Organizations rely on a vast storehouse of controls -- from antimalware to documentation -- to protect their networks and applications from outside attacks.
But how effective are these controls? To ensure cybersecurity tools work as designed, organizations should conduct cybersecurity audits to measure and document their value. The audit process typically examines the controls in place, how well they are performing and the accuracy of documentation that dictates policies and procedures. Other items, such as cyber attack event reports, are also part of the audit process. The rigor and complexity of an audit is dictated by the organization's size and cybersecurity program.
Audits also serve as a key way for companies to document their compliance with cybersecurity regulations, standards and frameworks. Organizations can use the guidelines within these standards to craft the areas they want to cover in their audits.

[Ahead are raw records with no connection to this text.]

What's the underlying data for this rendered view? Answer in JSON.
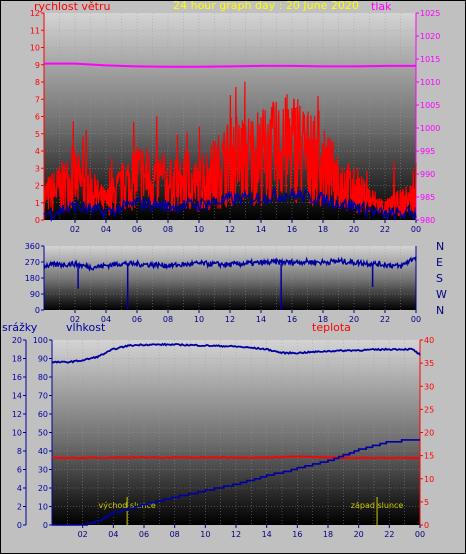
{
  "header": {
    "title": "24 hour graph day : 20 June 2020",
    "left_label": "rychlost větru",
    "right_label": "tlak"
  },
  "colors": {
    "wind": "#ff0000",
    "pressure": "#ff00ff",
    "wind_dir": "#0000a0",
    "humidity": "#0000a0",
    "temperature": "#ff0000",
    "rain": "#0000a0",
    "sun_markers": "#cccc00",
    "title": "#ffff00",
    "label_left_top": "#ff0000",
    "label_right_top": "#ff00ff",
    "label_left_bottom": "#0000a0",
    "label_right_bottom": "#ff0000"
  },
  "chart_data": [
    {
      "type": "line",
      "name": "wind_pressure",
      "title": "24 hour graph day : 20 June 2020",
      "x_ticks": [
        "02",
        "04",
        "06",
        "08",
        "10",
        "12",
        "14",
        "16",
        "18",
        "20",
        "22",
        "00"
      ],
      "xlim_hours": [
        0,
        24
      ],
      "left_axis": {
        "label": "rychlost větru",
        "ticks": [
          "0",
          "1",
          "2",
          "3",
          "4",
          "5",
          "6",
          "7",
          "8",
          "9",
          "10",
          "11",
          "12"
        ],
        "range": [
          0,
          12
        ]
      },
      "right_axis": {
        "label": "tlak",
        "ticks": [
          "980",
          "985",
          "990",
          "995",
          "1000",
          "1005",
          "1010",
          "1015",
          "1020",
          "1025"
        ],
        "range": [
          980,
          1025
        ]
      },
      "series": [
        {
          "axis": "right",
          "x": [
            0,
            2,
            4,
            6,
            8,
            10,
            12,
            14,
            16,
            18,
            20,
            22,
            24
          ],
          "values": [
            1014,
            1014,
            1013.6,
            1013.4,
            1013.3,
            1013.3,
            1013.4,
            1013.5,
            1013.5,
            1013.4,
            1013.4,
            1013.5,
            1013.5
          ]
        },
        {
          "axis": "left",
          "x": [
            0,
            2,
            4,
            6,
            8,
            10,
            12,
            14,
            15.5,
            16,
            18,
            20,
            22,
            24
          ],
          "values": [
            2,
            3.5,
            1.5,
            4,
            3,
            3,
            5,
            5.5,
            6,
            6.5,
            4.5,
            2.5,
            1,
            2
          ]
        },
        {
          "axis": "left",
          "x": [
            0,
            2,
            4,
            6,
            8,
            10,
            12,
            14,
            16,
            18,
            20,
            22,
            24
          ],
          "values": [
            0.3,
            0.8,
            0.4,
            1,
            0.8,
            0.9,
            1.2,
            1.3,
            1.5,
            1.2,
            0.8,
            0.3,
            0.4
          ]
        }
      ]
    },
    {
      "type": "line",
      "name": "wind_direction",
      "x_ticks": [
        "02",
        "04",
        "06",
        "08",
        "10",
        "12",
        "14",
        "16",
        "18",
        "20",
        "22",
        "00"
      ],
      "xlim_hours": [
        0,
        24
      ],
      "left_axis": {
        "ticks": [
          "0",
          "90",
          "180",
          "270",
          "360"
        ],
        "range": [
          0,
          360
        ]
      },
      "right_axis": {
        "ticks": [
          "N",
          "W",
          "S",
          "E",
          "N"
        ]
      },
      "series": [
        {
          "x": [
            0,
            1,
            2,
            3,
            4,
            5,
            6,
            7,
            8,
            9,
            10,
            11,
            12,
            13,
            14,
            15,
            16,
            17,
            18,
            19,
            20,
            21,
            22,
            23,
            24
          ],
          "values": [
            250,
            255,
            260,
            240,
            250,
            262,
            258,
            255,
            250,
            255,
            262,
            258,
            255,
            262,
            265,
            270,
            268,
            272,
            268,
            275,
            268,
            262,
            255,
            245,
            300
          ]
        }
      ],
      "dips": [
        {
          "x": 2.2,
          "value": 120
        },
        {
          "x": 5.4,
          "value": 0
        },
        {
          "x": 15.3,
          "value": 0
        },
        {
          "x": 21.2,
          "value": 130
        }
      ]
    },
    {
      "type": "line",
      "name": "rain_humidity_temperature",
      "x_ticks": [
        "02",
        "04",
        "06",
        "08",
        "10",
        "12",
        "14",
        "16",
        "18",
        "20",
        "22",
        "00"
      ],
      "xlim_hours": [
        0,
        24
      ],
      "rain_axis": {
        "label": "srážky",
        "ticks": [
          "0",
          "2",
          "4",
          "6",
          "8",
          "10",
          "12",
          "14",
          "16",
          "18",
          "20"
        ],
        "range": [
          0,
          20
        ]
      },
      "humidity_axis": {
        "label": "vlhkost",
        "ticks": [
          "0",
          "10",
          "20",
          "30",
          "40",
          "50",
          "60",
          "70",
          "80",
          "90",
          "100"
        ],
        "range": [
          0,
          100
        ]
      },
      "temperature_axis": {
        "label": "teplota",
        "ticks": [
          "0",
          "5",
          "10",
          "15",
          "20",
          "25",
          "30",
          "35",
          "40"
        ],
        "range": [
          0,
          40
        ]
      },
      "annotations": [
        "východ slunce",
        "západ slunce"
      ],
      "sunrise_hour": 4.9,
      "sunset_hour": 21.2,
      "series": [
        {
          "axis": "humidity",
          "x": [
            0,
            1,
            2,
            3,
            4,
            5,
            6,
            8,
            10,
            12,
            14,
            15,
            16,
            18,
            20,
            22,
            23.5,
            24
          ],
          "values": [
            88,
            88,
            89,
            91,
            95,
            97,
            97.5,
            97.5,
            97,
            96.5,
            95,
            93,
            93,
            94,
            94.5,
            95,
            95,
            92
          ]
        },
        {
          "axis": "temperature",
          "x": [
            0,
            2,
            4,
            6,
            8,
            10,
            12,
            14,
            16,
            18,
            20,
            22,
            24
          ],
          "values": [
            14.5,
            14.5,
            14.6,
            14.6,
            14.6,
            14.6,
            14.6,
            14.6,
            14.8,
            14.6,
            14.5,
            14.5,
            14.5
          ]
        },
        {
          "axis": "rain",
          "x": [
            0,
            2,
            3,
            4,
            6,
            8,
            10,
            12,
            14,
            16,
            18,
            20,
            22,
            23.5,
            24
          ],
          "values": [
            0,
            0,
            0.4,
            1.3,
            2.2,
            3,
            3.7,
            4.4,
            5.3,
            6.1,
            6.9,
            8.1,
            9,
            9.2,
            9.2
          ]
        }
      ]
    }
  ]
}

Cybersecurity audits demonstrate to customers and stakeholders that the organization takes cybersecurity management seriously. Audit reports highlight where an organization's cybersecurity controls are working effectively, as well as pinpoint where remediation might be necessary. As a result, audit reports can reflect positively on the organization, especially if the reports demonstrate a firm commitment to cybersecurity and compliance.
Types of cybersecurity audits
Cybersecurity audits are conducted the following three ways:
- A first-party audit is where the IT department performs its own audit, using principles as defined by ISACA or a similar organization. Because this audit is self-administered, the degree to which the IT department can probe itself independently may be an important factor for management to consider.
- A second-party audit is performed by the organization's internal audit department. This audit is more independent, even though it is conducted within the same organization. The challenge is to ensure the internal audit staff has expertise in IT and cybersecurity auditing.
- A third-party audit is where an independent audit firm, completely outside the organization, performs the audit. When using an outside auditor, it's important to vet the firm's credentials and expertise in IT auditing -- especially as they apply to cybersecurity.
A third-party audit is the most independent, and independence is an essential aspect of any audit. If using an outside firm isn't possible, the internal audit department is a good alternative.
Cybersecurity audit standards and regulations
When preparing for a cybersecurity audit, take advantage of existing standards, regulations and frameworks to define the scope of the audit. These measures detail how cybersecurity controls should be established and performed. Cybersecurity frameworks also define the policies and procedures needed to establish and manage a cybersecurity initiative. The key is to find a framework that supports the specific requirements defined in the standard or regulation. The following is a brief listing of cybersecurity standards, regulations and frameworks:
- ISO 27000 series. Developed by ISO, the 27000 series addresses virtually all aspects of information security. Certain standards in the series address cybersecurity specifically, among them:
- ISO/IEC 27007:2020 Information security, cybersecurity and privacy protection -- Guidelines for information security management systems auditing.
- ISO/IEC 27014:2020 Information security, cybersecurity and privacy protection -- Governance of information security.
- ISO/IEC 27032:2012 Information technology -- Security techniques -- Guidelines for cybersecurity.
- NIST Special Publication (SP) 800-53 Revision 5 Security and Privacy Controls for Information Systems and Organizations. Developed by NIST, SP 800-53 is one of the most widely used information security standards. It provides extensive background on security controls used in audits.
- NIST Cybersecurity Framework (CSF). Released in 2014, the CSF is a risk-based framework using controls based on established phases of risk management: identify, protect, detect, respond and recovery.
- COBIT. Developed by ISACA, COBIT is a widely used risk-based framework that can be used as part of a cybersecurity audit.
- Federal Financial Institutions Examination Council (FFIEC) Information Security booklet. FFIEC provides a detailed set of information security criteria that can be used as audit questions.
- Federal Information Security Management Act (FISMA). FISMA specifies a framework for information and cybersecurity management. It can be used by public and private sector organizations.
- HIPAA. This is an important set of information security guidelines for healthcare data.
10 steps to prepare for a cybersecurity audit
Take the following steps before beginning a cybersecurity audit:
- Secure approval from senior management.
- Secure funding, if needed.
- Identify the IT department team member(s) who will participate.
- Define the audit scope and objectives, for example, issues and controls to be audited.
- Determine if the audit will be conducted internally or externally.
- Establish an audit plan, and have it approved by senior IT management.
- Reserve an area equipped with video conferencing -- for example, a conference room -- for at least one month where auditors can perform their work.
- Gather and provide evidence -- including cybersecurity reports, previous audits and event reports -- for auditors to use. This may vary based on controls to be audited.
- Ensure employees are available to back up people on the audit team.
- When audit dates are confirmed, ensure audit team members are available for interviews.
The key to a successful cybersecurity audit is effective preparation. Adhering to standards and regulations is one thing, but what is more important is evidence -- electronic and hard copy -- that demonstrates the organization is managing its cybersecurity controls effectively.